La ruota delle meraviglie, il melodramma di Woody Allen
Woody Allen torna al cinema e torna a Coney Island, per la precisione ritorna dentro la casa di Alvy Singer, il personaggio da lui interpretato nel celeberrimo Io e Annie; a viverci, questa volta, sono Ginny (una grande Kate Winslet), cameriera in un ristorante di pesce, il suo secondo marito Humpty (l’ottimo Jim Belushi), un giostraio, e suo figlio Richie (Jack Gore), affetto da piromania e avuto dal primo matrimonio.
L’equilibrio familiare, già precario per via della relazione segreta tra Ginny e il bagnino dell’isola Mickey (interpretato da un poco convincente Justin Timberlake), viene rotto definitivamente dall’arrivo di Carolina (la brava Juno Temple), figlia di Humpty, che chiede rifugio al padre poiché sta scappando dal marito, un gangster, e dai suoi scagnozzi che hanno intenzione di ucciderla. La presenza di Carolina col tempo si rivelerà dannosa per Ginny, specie nel momento in cui noterà che il suo amante è attratto dalla ragazza, innescando in lei una gelosia sempre più incontrollabile che la porterà a decisioni estreme.

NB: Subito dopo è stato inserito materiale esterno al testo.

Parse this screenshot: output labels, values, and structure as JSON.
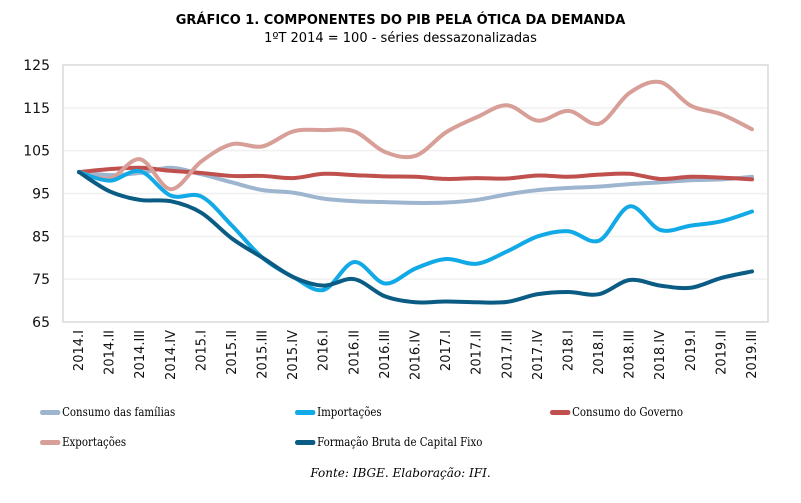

L’opera di Woody Allen, supportata dall’accesa fotografia di Vittorio Storaro (che ha collaborato anche in Café Society), è buona, e fin da subito, come apprendiamo da Mickey, narratore di tutta la vicenda, si rivela per quello che è: un vero e proprio melodramma (il film, volendo, potrebbe infatti essere riadattato a una pièce teatrale). Lo dimostrano le numerose citazioni di autori quali Eugene O’Neil, Shakespeare, ecc. Non sono poi aspetti casuali che la protagonista Ginny, personaggio che ricalca le orme di Cate Blanchett in Blue Jasmine, abbia un passato di attrice di teatro e che Mickey studi drammaturgia.
Un melodramma in cui più che la storia in sé, assai prevedibile, a contare sono le psicologie dei personaggi. Tutti infatti sono insoddisfatti delle propria vita e, per sopportarla, si aggrappano a delle illusioni: Ginny alla sua storia con Mickey (per lei la via per uscire da un’esistenza deludente), Humpty al suo amore per Ginny (anche se in cuor suo sa di non essere amato), Mickey al suo sogno di diventare commediografo, Carolina alla convinzione di poter ricominciare una nuova vita, Richie alla sua passione per il cinema, chiave per sfuggire ai disagi della famiglia.
Il tutto all’interno della cornice della Coney Island degli anni ’50, posto che il regista conosce molto bene (vedi Radio days), un luogo di svago e divertimento, ma che si rivela abitato da persone che di divertente non hanno nulla, le cui vite sono tristi e disastrate. A rimarcare ancora di più questo fatto è la scelta Allen di eliminare l’elemento comico.
Ecco allora, per concludere, che la meraviglia, a cui rimanda il titolo, non esiste, è solo un’illusione, un giro di giostra destinato a finire; un’illusione di cui però non possiamo fare a meno e ogni volta ripartiamo da capo, perché dalla giostra non vogliamo scendere.